題材は極めて現代的で、アイドルや表舞台に立つ人に熱狂したことがある人は、とても共感しやすい内容だと思う。また、心理描写や比喩表現に流石の芥川賞受賞作品と思わせるだけの魅力があり、ぐんぐん読み進めることができた。

個人的に好きだった箇所は以下の通り。

「推しを推すことがあたしの生活の中心で絶対で、それだけは何をおいても明確だった。中心っていうか、背骨かな。」

背骨って!
折れたら致命傷になってしまう。この表現を思いつくところがすごい。


さて、本題のタイトルの「推し」動詞説について書いてみたいと思う。

「推し、燃ゆ」
読了前までは、もちろん
「推し(好きなアイドルが、ファンを殴って)、燃ゆ(炎上する)」
だと思っていた。し、それで間違いはないと思う。この時の「推し」はアイドルを指す名詞である。
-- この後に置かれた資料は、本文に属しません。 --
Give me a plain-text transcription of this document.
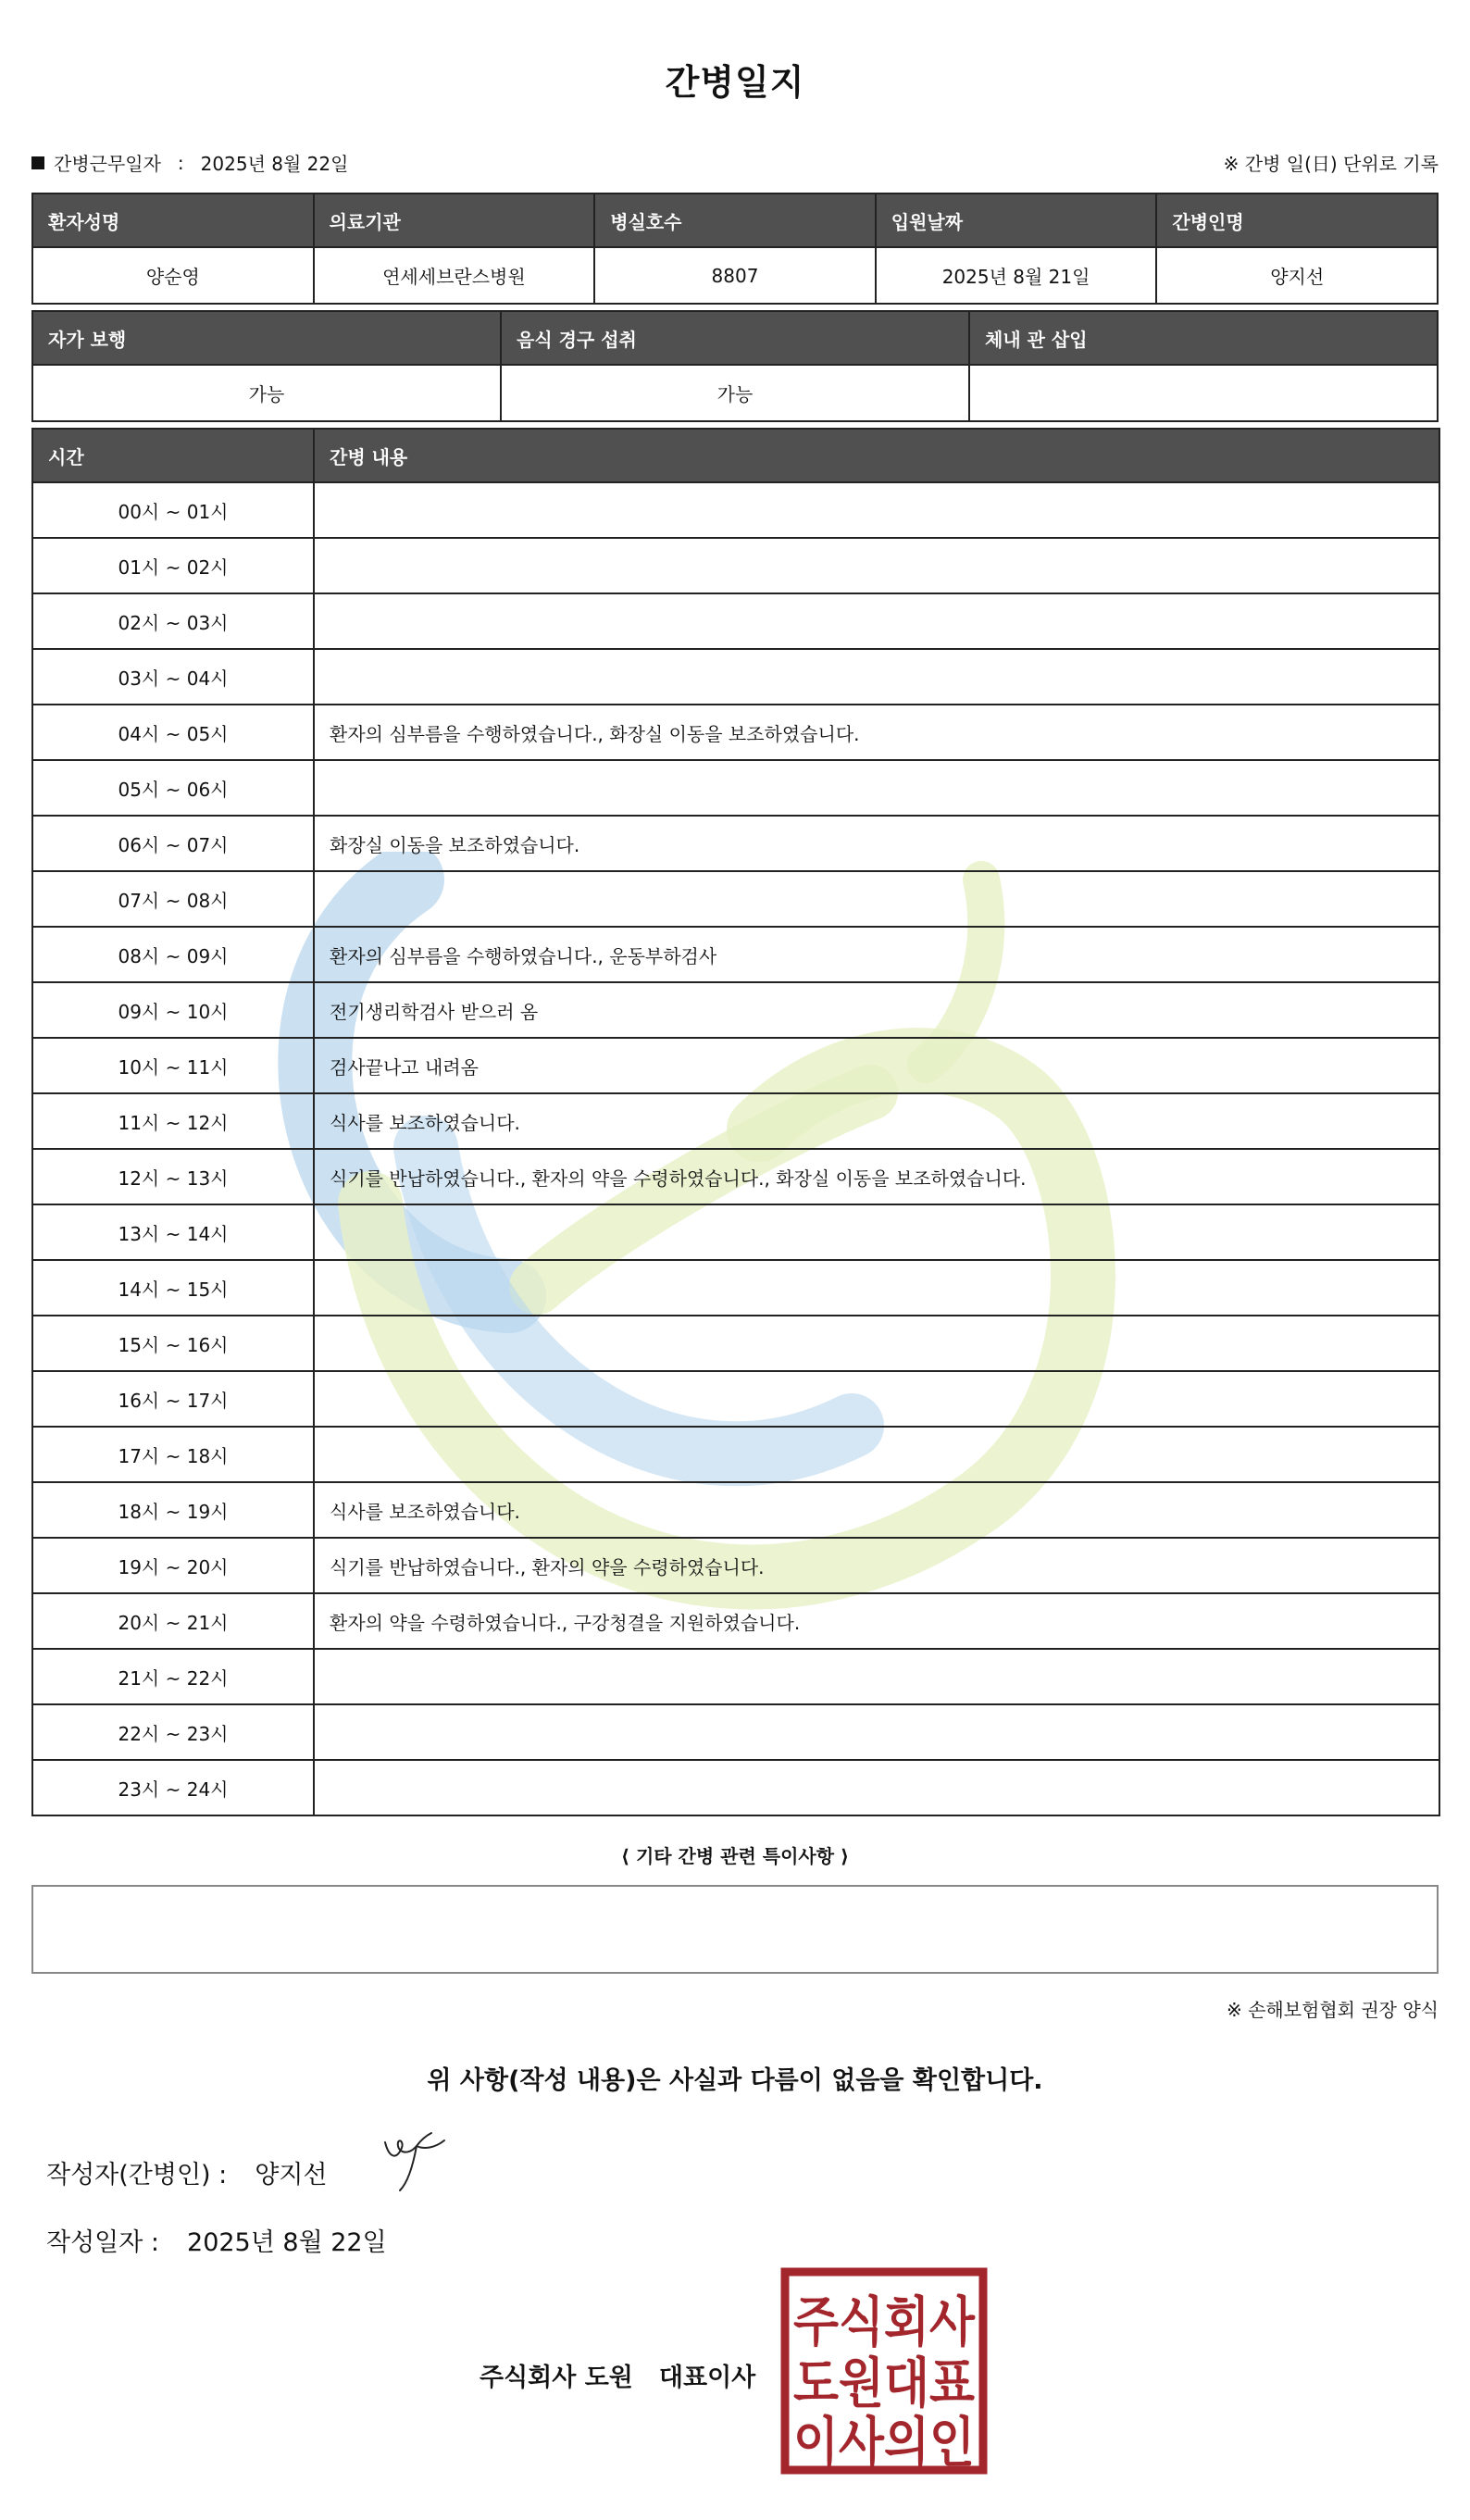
간병일지
간병근무일자 : 2025년 8월 22일	※ 간병 일(日) 단위로 기록
환자성명	의료기관	병실호수	입원날짜	간병인명
양순영	연세세브란스병원	8807	2025년 8월 21일	양지선
자가 보행	음식 경구 섭취	체내 관 삽입
가능	가능	
시간	간병 내용
00시 ~ 01시	
01시 ~ 02시	
02시 ~ 03시	
03시 ~ 04시	
04시 ~ 05시	환자의 심부름을 수행하였습니다., 화장실 이동을 보조하였습니다.
05시 ~ 06시	
06시 ~ 07시	화장실 이동을 보조하였습니다.
07시 ~ 08시	
08시 ~ 09시	환자의 심부름을 수행하였습니다., 운동부하검사
09시 ~ 10시	전기생리학검사 받으러 옴
10시 ~ 11시	검사끝나고 내려옴
11시 ~ 12시	식사를 보조하였습니다.
12시 ~ 13시	식기를 반납하였습니다., 환자의 약을 수령하였습니다., 화장실 이동을 보조하였습니다.
13시 ~ 14시	
14시 ~ 15시	
15시 ~ 16시	
16시 ~ 17시	
17시 ~ 18시	
18시 ~ 19시	식사를 보조하였습니다.
19시 ~ 20시	식기를 반납하였습니다., 환자의 약을 수령하였습니다.
20시 ~ 21시	환자의 약을 수령하였습니다., 구강청결을 지원하였습니다.
21시 ~ 22시	
22시 ~ 23시	
23시 ~ 24시	
⟨ 기타 간병 관련 특이사항 ⟩
※ 손해보험협회 권장 양식
위 사항(작성 내용)은 사실과 다름이 없음을 확인합니다.
작성자(간병인) : 양지선
작성일자 : 2025년 8월 22일
주식회사 도원 대표이사
주식회사
도원대표
이사의인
一方、読書メーターで、タイトルの<推し>は動詞なのではないか?という説をみかけ、思わず「おおおー!」と唸ってしまった。
つまり、
「(好きなアイドルをあかりが)推し、(熱中しすぎて自分が)燃ゆ」
ということだ。

この物語はあかりが「推し」を<推す>こと以外の生活が、あまりにもうまく行っていないことが節々に描かれている。高校は中退、バイトはクビ、家族にも見放され、「推し」を<推す>ことのみに打込む。あかりは「推し」のために生きていると言っても過言ではない。そんな中での炎上&芸能界引退。この時のあかりの心情は察するに余りある。最後だと挑んだ解散コンサートであかりはこれまでにはない程の躍動をみせる。まさに燃えている。
ライブが終わった後、ネットで晒されていた「推し」の自宅近所に出かけた際のあかりは、立つのもやっと、と言う感じだ。まさに燃え殻。

この結末を見ると、タイトルがとことんあかりが「推し」を<推し>、燃え尽きたことを表しているようにも思えてくる。読み終わった後に意味合いが変わってくるタイトル。
そんなところも含めて、非常に面白い作品だった。